Relapsing polychondritis (RP) is a recurrent inflammatory condition involving primarily cartilaginous structures. The disease, first described as a clinical entity in 1960 by Pearson et al,1 is rare with an estimated incidence of 3.5 cases per 1 million individuals.2 The pathogenesis of RP is widely accepted as being autoimmune in nature, largely due to the identification of circulating autoantibodies seen in the sera of patients with similar clinical pictures.3
Although in most patients the primary process involves inflammation of cartilage, a subset of patients experience involvement of noncartilaginous sites.4 The degree of systemic involvement varies from none to notable, affecting the cardiovascular and respiratory systems and potentially leading to life-threatening complications, including cardiac valve compromise and airway collapse. Relapsing polychondritis is considered to be a progressive disease with the ultimate potential to be life-threatening.5
Human immunodeficiency virus (HIV) infection leads to a profound state of immune dysregulation, affecting innate, adaptive, and natural killer components of the immune system.6 There is variability in the development of autoimmune disease in HIV patients depending on the stage of infection. The frequency of rheumatologic disease in HIV patients might be as high as 60%.6 Relapsing polychondritis is rare in patients with HIV.7-9 Of 4 reported cases, 2 patients had other coexisting autoimmune disease—sarcoidosis and Behçet disease.8,9
A 36-year-old man presented to the clinic with a concern of recurrent ear pain and swelling of approximately 2 years’ duration. Onset was sudden without inciting event. Symptoms initially involved the right ear with eventual progression to both ears. Additional symptoms included an auditory perception of underwater submersion, intermittent vertigo, and 3 episodes of throat closure sensation.

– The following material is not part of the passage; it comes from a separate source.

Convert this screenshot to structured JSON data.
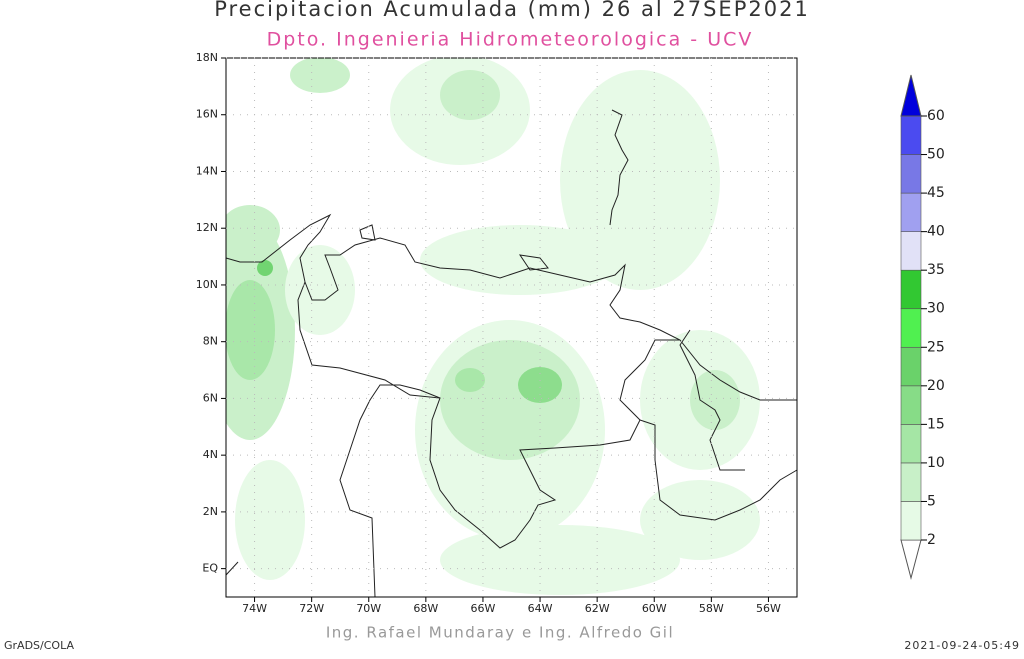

The patient’s medical history was notable for asthma; gastritis; depression; and HIV infection, which was diagnosed 4 years earlier and adequately managed with highly active antiretroviral therapy. His family history was notable for systemic lupus erythematosus in his mother, maternal aunt, and maternal cousin.
At presentation, the patient’s CD4 count was 799 cells/mm3 with an undetectable viral load. Medications included abacavir-dolutegravir-lamivudine, hydroxyzine, meclizine, mometasone, and quetiapine. Physical examination showed erythema, swelling, and tenderness of the left and right auricles with sparing of the earlobe that was more noticeable on the left ear (Figure 1). Bacterial culture from the external auditory meatus was positive for methicillin-resistant Staphylococcus aureus. Biopsy revealed chronic inflammatory perichondritis with mild to moderate fibrosis and chronic lymphocytic inflammation at the dermal cartilaginous junction (Figure 2). A direct immunofluorescent biopsy was unremarkable, but subsequent type II collagen antibodies were positive (35.5 endotoxin units/mL [reference range, <20 endotoxin units/mL]).